Jordan cashed in some of his Hornets equity in September when he agreed to sell roughly 20% in the team at a $1.5 billion valuation to New York-based hedge fund managers Gabe Plotkin and Daniel Sundheim.
Investments
While the Hornets are by far Jordan’s biggest investment, he’s individually participated in funding rounds for Sportradar, a Switzerland-based sports data provider; headphone brand Muzik; Gigster, a San Francisco-based marketplace for freelance tech talent; and aXiomatic. Jordan joined fellow NBA Hall of Famer Magic Johnson in 2018 as an investor in aXiomatic, which is the parent company of esports squad Team Liquid, recently valued at $320 million.
Jordan and three fellow NBA owners—the Los Angeles Lakers’ Jeanie Buss, the Milwaukee Bucks’ Wes Edens and the Boston Celtics’ Wyc Grousbeck—launched a super-premium tequila brand, Cincoro, last year. The most expensive bottle in the line, Extra Añjeo, retails for $1,600.
MJ joined the investor group that bought MLB’s Miami Marlins for $1.2 billion in 2017. Derek Jeter, a longtime Jordan pal, is the club’s CEO and owns 4% of the team while Jordan owns less than 1%. It marks a return to baseball for Jordan, who spent a year playing minor league baseball with the Chicago White Sox organization in 1994. (He rejoined the Bulls the following year with a memorable two-word press release: “I’m back.”)
Jordan also owns a car dealership and is a partner in Cornerstone Restaurant Group, which runs five Jordan-branded restaurants.
Chicago Bulls
Not only does MJ have the Midas Touch when it comes to his own bank account, but his magic has also helped others build their own billion-dollar fortunes.
In 1985, the year after Jordan was drafted, Jerry Reinsdorf led an investment group that paid $16 million for the Bulls. Four NBA teams were sold that year—including in Milwaukee, Denver and Utah—with the Bulls being the cheapest of the bunch. By the time Jordan retired for the second time after the 1997-98 season, the Bulls were the NBA’s most valuable team, and while the team has reached the Eastern Conference Finals only one time since, its value has continued to rise, even though in Jordan’s absence the Bulls have been surpassed in value by the New York Knicks, the Los Angeles Lakers and the Golden State Warriors. The Bulls ranked fourth in the NBA at $3.2 billion in Forbes’ annual franchise valuations in February, producing an annualized return for Reinsdorf of 17% versus 6.7% for the S&P 500 before dividends.
Philanthropy
Jordan’s multimillion-dollar share of the proceeds from The Last Dance will all go to charity, including the Friends of the Children nonprofit in support of the group’s national expansion and work in Charlotte and Chicago, as well as other as-yet identified beneficiaries.
Jordan joined most other NBA owners with a pledge to pay arena workers for missed games during the coronavirus stoppage, and the club has donated to relief efforts in the Carolinas.
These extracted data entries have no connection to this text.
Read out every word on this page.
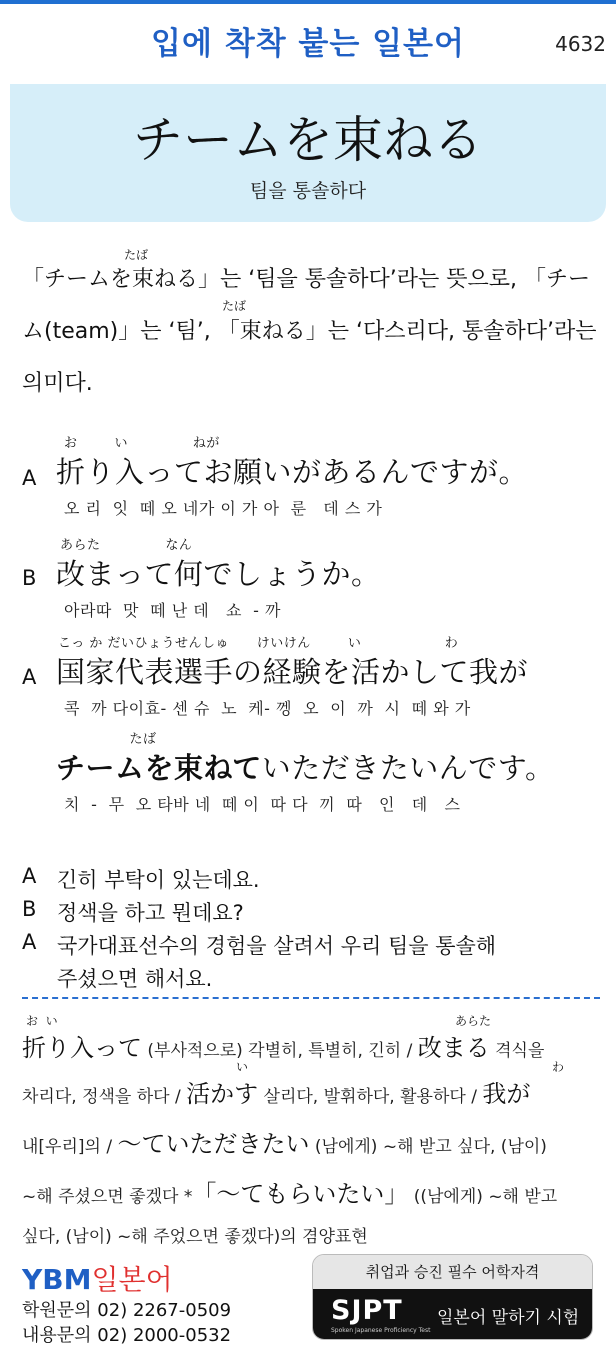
입에 착착 붙는 일본어	4632
チームを束ねる
팀을 통솔하다
たば
「チームを束ねる」는 ‘팀을 통솔하다’라는 뜻으로, 「チー
たば
ム(team)」는 ‘팀’, 「束ねる」는 ‘다스리다, 통솔하다’라는
의미다.
お        い              ねが
A 折り入ってお願いがあるんですが。
오 리  잇  떼 오 네가 이 가 아  룬   데 스 가
あらた              なん
B 改まって何でしょうか。
아라따  맛  떼 난 데   쇼  - 까
こっ か だいひょうせんしゅ      けいけん        い                  わ
A 国家代表選手の経験を活かして我が
콕  까 다이효- 센 슈  노  케- 껭  오  이  까  시  떼 와 가
たば
チームを束ねていただきたいんです。
치  -  무  오 타바 네  떼 이  따 다  끼  따   인   데   스
A 긴히 부탁이 있는데요.
B 정색을 하고 뭔데요?
A 국가대표선수의 경험을 살려서 우리 팀을 통솔해
주셨으면 해서요.
お  い	あらた
折り入って (부사적으로) 각별히, 특별히, 긴히 / 改まる 격식을
い	わ
차리다, 정색을 하다 / 活かす 살리다, 발휘하다, 활용하다 / 我が
내[우리]의 / 〜ていただきたい (남에게) ~해 받고 싶다, (남이)
~해 주셨으면 좋겠다 *「〜てもらいたい」 ((남에게) ~해 받고
싶다, (남이) ~해 주었으면 좋겠다)의 겸양표현
YBM일본어
학원문의 02) 2267-0509
내용문의 02) 2000-0532
취업과 승진 필수 어학자격
SJPT
Spoken Japanese Proficiency Test
일본어 말하기 시험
In recent years, he wrote seven-figure checks toward hurricane relief efforts in both the Bahamas and the Carolinas, and he has been involved with the Make-A-Wish foundation for three decades as a donor and grantor of hundreds of wishes.
The first of two Novant Health Michael Jordan Family Medical Clinics opened in October to serve underprivileged members of the Charlotte community. Jordan contributed $7 million to the project. The clinic has ceased its normal operations during the coronavirus pandemic and is serving as an assessment center for patients with respiratory symptoms or a doctor’s referral.